Meski, Kalla sadar, sampai saat ini masih ada sejumlah pasal yang menjadi sorotan dan perdebatan tajam berbagai pihak.
"UU terorisme dalam waktu lima hari selesai. Ini masih ada waktu tiga bulan poin-poin itu bisa disepakati bersama," kata Kalla di Kantor Wakil Presiden RI, Jakarta, Rabu (39/5/2018).
Diberitakan, DPR menargetkan RKUHP dapat disahkan sebelum 17 Agustus 2018.
Baca juga: Di Depan Jokowi, Ketua DPR Janjikan KUHP Jadi Kado HUT RI ke-73
Karenanya, menurut Kalla, tiga bulan adalah waktu yang cukup untuk menuntaskan pembahasan RKUHP.
"Saya yakin kalau DPR bisa, tiga bulan waktu yang cukup menyelesaikan soal itu," tegas Kalla.
Soal pasal penghinaan presiden dan wakil presiden, serta pasal penghinaan pemerintah, Kalla berpendapat pasal tersebut sah-sah saja diatur. Sebab di banyak negara, penghinaan kepada kepala negara dan pemerintah diatur oleh undang-undang.
"Bagaimanapun sebagai suatu negara, kalau presiden tidak dihormati, wakil presiden tidak dihormati, ya salah," kata dia.
"Kalau mengkritik dengan benar itu tidak ada soal. Tapi kalau memang menghina. Di Thailand menghina anjingnya saja masuk penjara," ujarnya.
Sementara, soal pasal perzinahan dan lesbian, gay, biseksual, dan transgender (LGBT), Kalla menampik pengaturan itu akan menjadi ancaman kriminalisasi di ranah privat.
"Kriminalisasi itu selalu ada hubungannya dengan sistem pemerintahan yang otoriter.
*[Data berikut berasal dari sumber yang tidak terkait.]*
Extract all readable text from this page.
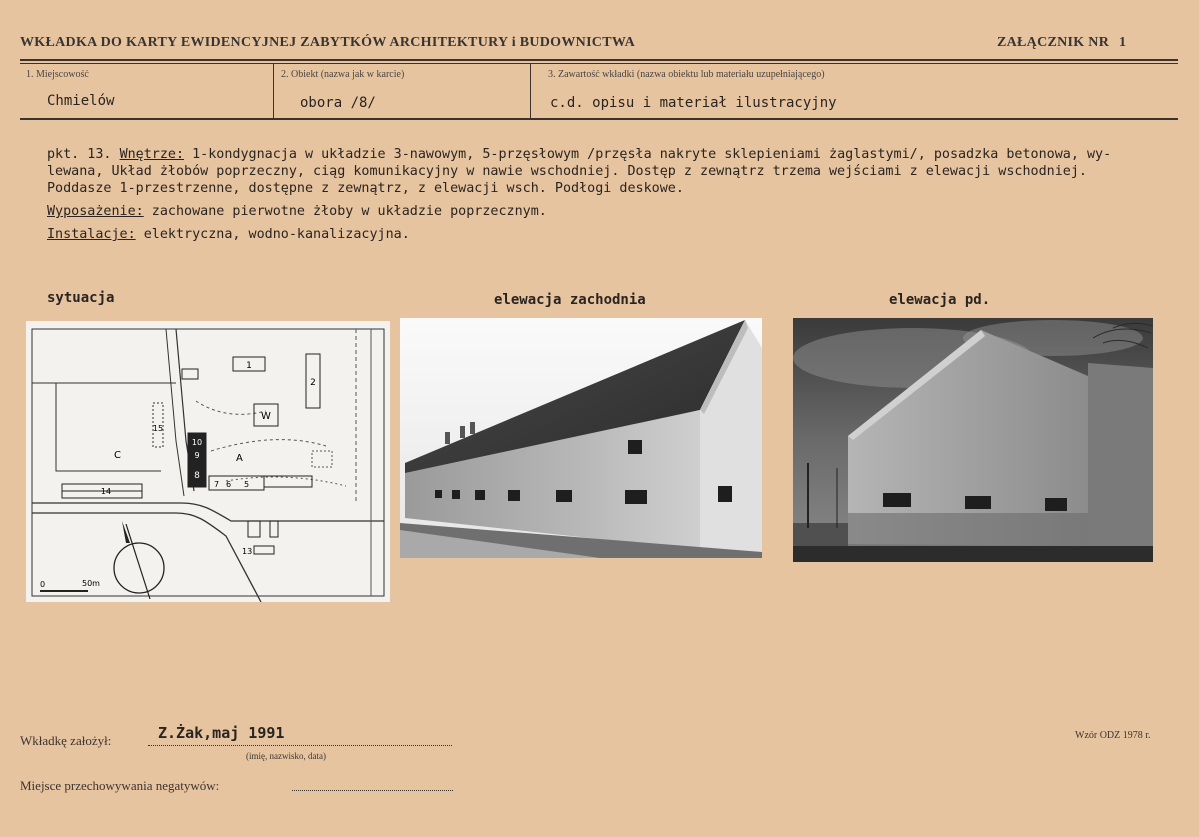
WKŁADKA DO KARTY EWIDENCYJNEJ ZABYTKÓW ARCHITEKTURY i BUDOWNICTWA	ZAŁĄCZNIK NR 1
1. Miejscowość
Chmielów
2. Obiekt (nazwa jak w karcie)
obora /8/
3. Zawartość wkładki (nazwa obiektu lub materiału uzupełniającego)
c.d. opisu i materiał ilustracyjny

pkt. 13. Wnętrze: 1-kondygnacja w układzie 3-nawowym, 5-przęsłowym /przęsła nakryte sklepieniami żaglastymi/, posadzka betonowa, wy-

lewana, Układ żłobów poprzeczny, ciąg komunikacyjny w nawie wschodniej. Dostęp z zewnątrz trzema wejściami z elewacji wschodniej.

Poddasze 1-przestrzenne, dostępne z zewnątrz, z elewacji wsch. Podłogi deskowe.

Wyposażenie: zachowane pierwotne żłoby w układzie poprzecznym.

Instalacje: elektryczna, wodno-kanalizacyjna.

sytuacja	elewacja zachodnia	elewacja pd.
1
2
W
15
10
9
8
7 6 5
A
14
C
13
0	50m
Wkładkę założył:	Z.Żak,maj 1991
(imię, nazwisko, data)
Miejsce przechowywania negatywów:
Wzór ODZ 1978 r.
Kalau pemerintahannya itu demokratis aman kita," tegas dia.
Sebelumnya, DPR telah memperpanjang pembahasan RKUHP pada April lalu. Sebab, ada beberapa pasal yang menjadi perdebatan dan polemil di tengah masyarakat.
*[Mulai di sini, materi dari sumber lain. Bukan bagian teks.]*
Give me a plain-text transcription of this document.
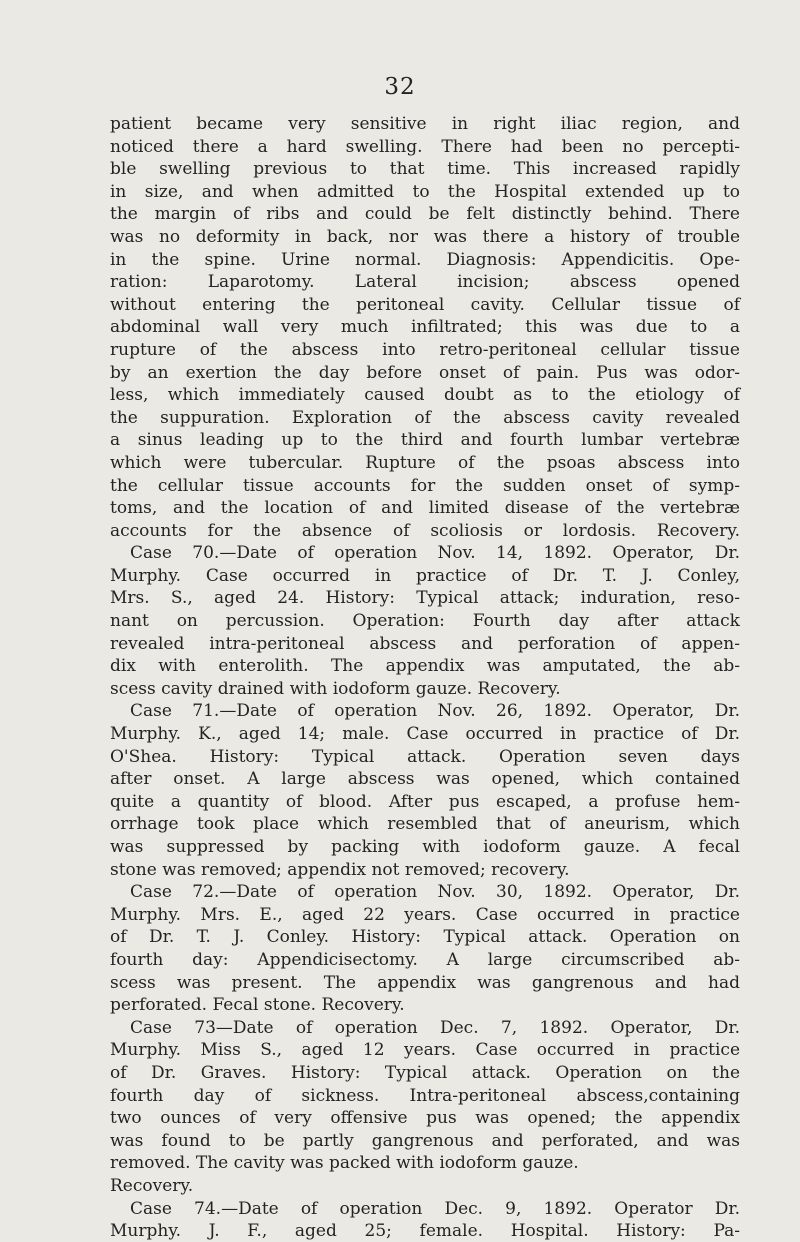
32
patient became very sensitive in right iliac region, and
noticed there a hard swelling. There had been no percepti-
ble swelling previous to that time. This increased rapidly
in size, and when admitted to the Hospital extended up to
the margin of ribs and could be felt distinctly behind. There
was no deformity in back, nor was there a history of trouble
in the spine. Urine normal. Diagnosis: Appendicitis. Ope-
ration: Laparotomy. Lateral incision; abscess opened
without entering the peritoneal cavity. Cellular tissue of
abdominal wall very much infiltrated; this was due to a
rupture of the abscess into retro-peritoneal cellular tissue
by an exertion the day before onset of pain. Pus was odor-
less, which immediately caused doubt as to the etiology of
the suppuration. Exploration of the abscess cavity revealed
a sinus leading up to the third and fourth lumbar vertebræ
which were tubercular. Rupture of the psoas abscess into
the cellular tissue accounts for the sudden onset of symp-
toms, and the location of and limited disease of the vertebræ
accounts for the absence of scoliosis or lordosis. Recovery.
Case 70.—Date of operation Nov. 14, 1892. Operator, Dr.
Murphy. Case occurred in practice of Dr. T. J. Conley,
Mrs. S., aged 24. History: Typical attack; induration, reso-
nant on percussion. Operation: Fourth day after attack
revealed intra-peritoneal abscess and perforation of appen-
dix with enterolith. The appendix was amputated, the ab-
scess cavity drained with iodoform gauze. Recovery.
Case 71.—Date of operation Nov. 26, 1892. Operator, Dr.
Murphy. K., aged 14; male. Case occurred in practice of Dr.
O'Shea. History: Typical attack. Operation seven days
after onset. A large abscess was opened, which contained
quite a quantity of blood. After pus escaped, a profuse hem-
orrhage took place which resembled that of aneurism, which
was suppressed by packing with iodoform gauze. A fecal
stone was removed; appendix not removed; recovery.
Case 72.—Date of operation Nov. 30, 1892. Operator, Dr.
Murphy. Mrs. E., aged 22 years. Case occurred in practice
of Dr. T. J. Conley. History: Typical attack. Operation on
fourth day: Appendicisectomy. A large circumscribed ab-
scess was present. The appendix was gangrenous and had
perforated. Fecal stone. Recovery.
Case 73—Date of operation Dec. 7, 1892. Operator, Dr.
Murphy. Miss S., aged 12 years. Case occurred in practice
of Dr. Graves. History: Typical attack. Operation on the
fourth day of sickness. Intra-peritoneal abscess,containing
two ounces of very offensive pus was opened; the appendix
was found to be partly gangrenous and perforated, and was
removed. The cavity was packed with iodoform gauze.
Recovery.
Case 74.—Date of operation Dec. 9, 1892. Operator Dr.
Murphy. J. F., aged 25; female. Hospital. History: Pa-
Baca juga: RKUHP Bakal Rampung, Ketua DPR Minta KPK Tak Khawatir Hilang Kewenangan
Pemerintah terus berkomunikasi dengan legislatif agar RKUHP dapat disahkan sebelum masa jabatan DPR berakhir pada 2019.
Dalam proses pembahasannya, RKUHP mendapat sorotan publik karena sejumlah pasal yang dianggap kontroversial.
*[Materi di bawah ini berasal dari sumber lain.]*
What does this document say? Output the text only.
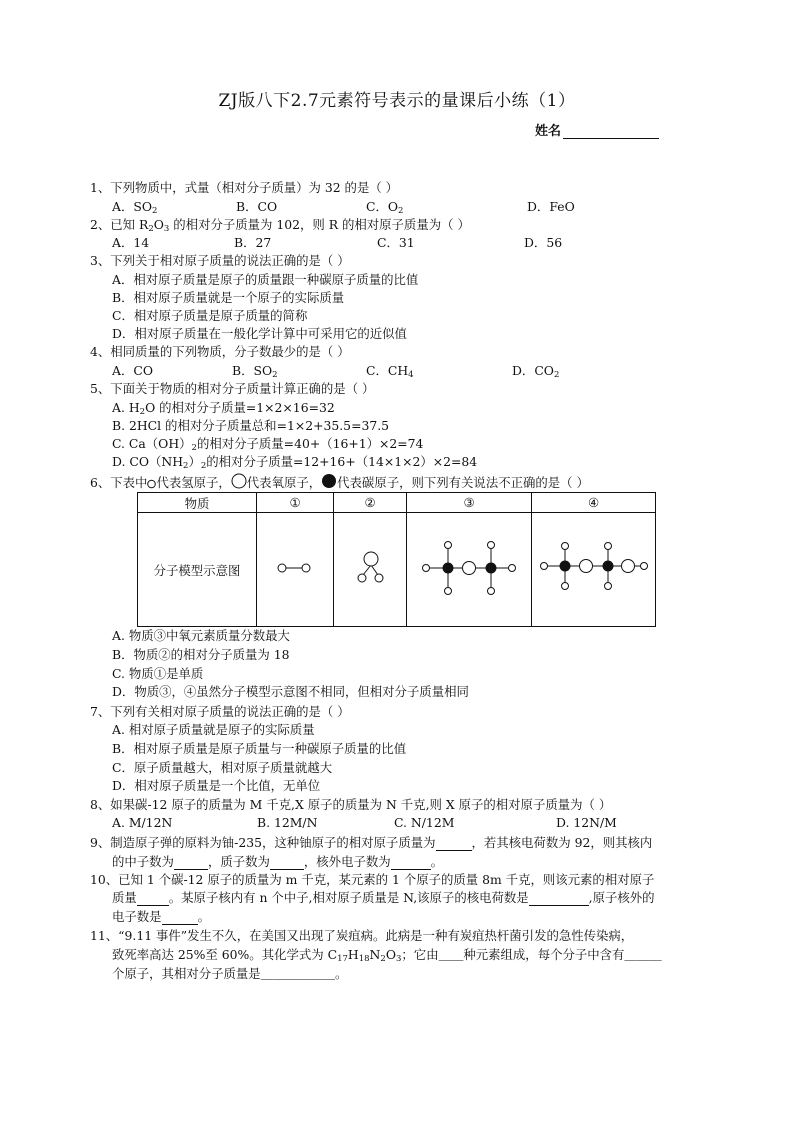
ZJ版八下2.7元素符号表示的量课后小练（1）
姓名
1、下列物质中，式量（相对分子质量）为 32 的是（ ）
A．$SO_2$	B．CO	C．$O_2$	D．FeO
2、已知 $R_2O_3$ 的相对分子质量为 102，则 R 的相对原子质量为（ ）
A．14	B．27	C．31	D．56
3、下列关于相对原子质量的说法正确的是（ ）
A．相对原子质量是原子的质量跟一种碳原子质量的比值
B．相对原子质量就是一个原子的实际质量
C．相对原子质量是原子质量的简称
D．相对原子质量在一般化学计算中可采用它的近似值
4、相同质量的下列物质，分子数最少的是（ ）
A．CO	B．$SO_2$	C．$CH_4$	D．$CO_2$
5、下面关于物质的相对分子质量计算正确的是（ ）
A. $H_2O$ 的相对分子质量=1×2×16=32
B. 2HCl 的相对分子质量总和=1×2+35.5=37.5
C. $Ca(OH)_2$的相对分子质量=40+（16+1）×2=74
D. $CO(NH_2)_2$的相对分子质量=12+16+（14×1×2）×2=84
6、下表中 代表氢原子， 代表氧原子， 代表碳原子，则下列有关说法不正确的是（ ）
物质	①	②	③	④
分子模型示意图				
A. 物质③中氧元素质量分数最大
B．物质②的相对分子质量为 18
C. 物质①是单质
D．物质③，④虽然分子模型示意图不相同，但相对分子质量相同
7、下列有关相对原子质量的说法正确的是（ ）
A. 相对原子质量就是原子的实际质量
B．相对原子质量是原子质量与一种碳原子质量的比值
C．原子质量越大，相对原子质量就越大
D．相对原子质量是一个比值，无单位
8、如果碳-12 原子的质量为 M 千克,X 原子的质量为 N 千克,则 X 原子的相对原子质量为（ ）
A. M/12N	B. 12M/N	C. N/12M	D. 12N/M
9、制造原子弹的原料为铀-235，这种铀原子的相对原子质量为	，若其核电荷数为 92，则其核内
的中子数为	，质子数为	，核外电子数为	。
10、已知 1 个碳-12 原子的质量为 m 千克，某元素的 1 个原子的质量 8m 千克，则该元素的相对原子
质量	。某原子核内有 n 个中子,相对原子质量是 N,该原子的核电荷数是	,原子核外的
电子数是	。
11、“9.11 事件”发生不久，在美国又出现了炭疽病。此病是一种有炭疽热杆菌引发的急性传染病，
致死率高达 25%至 60%。其化学式为 $C_{17}H_{18}N_2O_3$；它由＿＿种元素组成，每个分子中含有＿＿＿
个原子，其相对分子质量是＿＿＿＿＿＿。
Misalnya, RKUHP mendapat penolakan dari masyarakat karena memasukkan perluasan pasal zina. Aturan ini dinilai mengancam adanya kriminalisasi di ranah privat. Pasal zina juga dianggap berpotensi mengkriminalisasi korban pemerkosaan dan kelompok rentan.
Pasal lain yang menjadi sorotan adalah pasal penghinaan presiden dan wakil presiden, serta pasal penghinaan pemerintah. Pasal ini dikhawatirkan mengancam kebebasan berekspresi masyarakat dan menjadi alat pemerintah untuk membungkam kritik.